If you really want an array of numbers, you can convert the entire array in the same line of code:
array = whatever.match(/-?\d*\.?\d+/g).map(Number);
My particular code, which is parsing CSS functions, doesn't need to worry about the non-numeric use of the dot/period character, so the regular expression can be even simpler:
/-?[\d\.]+/g
var result = input.match(/\d+/g).join([])
Using split and regex :
var str = "fooBar0123".split(/(\d+)/);
console.log(str[0]); // fooBar
console.log(str[1]); // 0123
The answers given don't actually match your question, which implied a trailing number. Also, remember that you're getting a string back; if you actually need a number, cast the result:
item=item.replace('^.*\D(\d*)$', '$1');
if (!/^\d+$/.test(item)) throw 'parse error: number not found';
item=Number(item);
If you're dealing with numeric item ids on a web page, your code could also usefully accept an Element, extracting the number from its id (or its first parent with an id); if you've an Event handy, you can likely get the Element from that, too.
As per #Syntle's answer, if you have only non numeric characters you'll get an Uncaught TypeError: Cannot read property 'join' of null.
This will prevent errors if no matches are found and return an empty string:
('something'.match( /\d+/g )||[]).join('')
Here is the solution to convert the string to valid plain or decimal numbers using Regex:
//something123.777.321something to 123.777321
const str = 'something123.777.321something';
let initialValue = str.replace(/[^0-9.]+/, '');
//initialValue = '123.777.321';
//characterCount just count the characters in a given string
if (characterCount(intitialValue, '.') > 1) {
const splitedValue = intitialValue.split('.');
//splittedValue = ['123','777','321'];
intitialValue = splitedValue.shift() + '.' + splitedValue.join('');
//result i.e. initialValue = '123.777321'
}
If you want dot/comma separated numbers also, then:
\d*\.?\d*
or
[0-9]*\.?[0-9]*
You can use https://regex101.com/ to test your regexes.

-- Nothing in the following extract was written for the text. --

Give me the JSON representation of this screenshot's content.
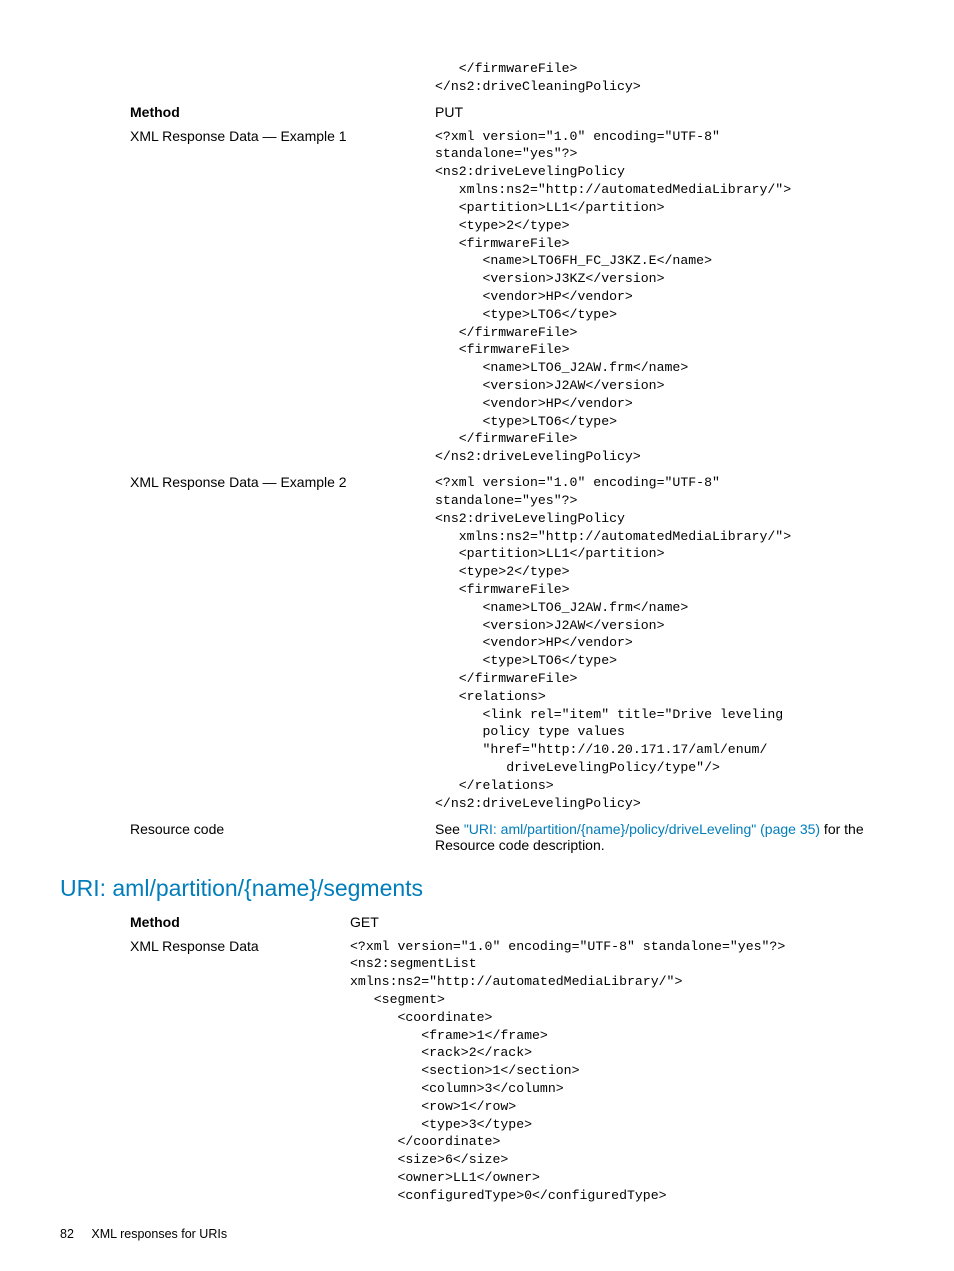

Everything that other solutions have, but with a little validation
// value = '675-805-714'
const validateNumberInput = (value) => {
let numberPattern = /\d+/g
let numbers = value.match(numberPattern)
if (numbers === null) {
return 0
}
return parseInt(numbers.join([]))
}
// 675805714
One liner
I you do not care about decimal numbers and only need the digits, I think this one liner is rather elegant:
/**
* #param {String} str
* #returns {String} - All digits from the given `str`
*/
const getDigitsInString = (str) => str.replace(/[^\d]*/g, '');
console.log([
'?,!_:/42\`"^',
'A 0 B 1 C 2 D 3 E',
' 4 twenty 20 ',
'1413/12/11',
'16:20:42:01'
].map((str) => getDigitsInString(str)));
Simple explanation:
\d matches any digit from 0 to 9
[^n] matches anything that is not n
* matches 0 times or more the predecessor
( It is an attempt to match a whole block of non-digits all at once )
g at the end, indicates that the regex is global to the entire string and that we will not stop at the first occurrence but match every occurrence within it
Together those rules match anything but digits, which we replace by an empty strings. Thus, resulting in a string containing digits only.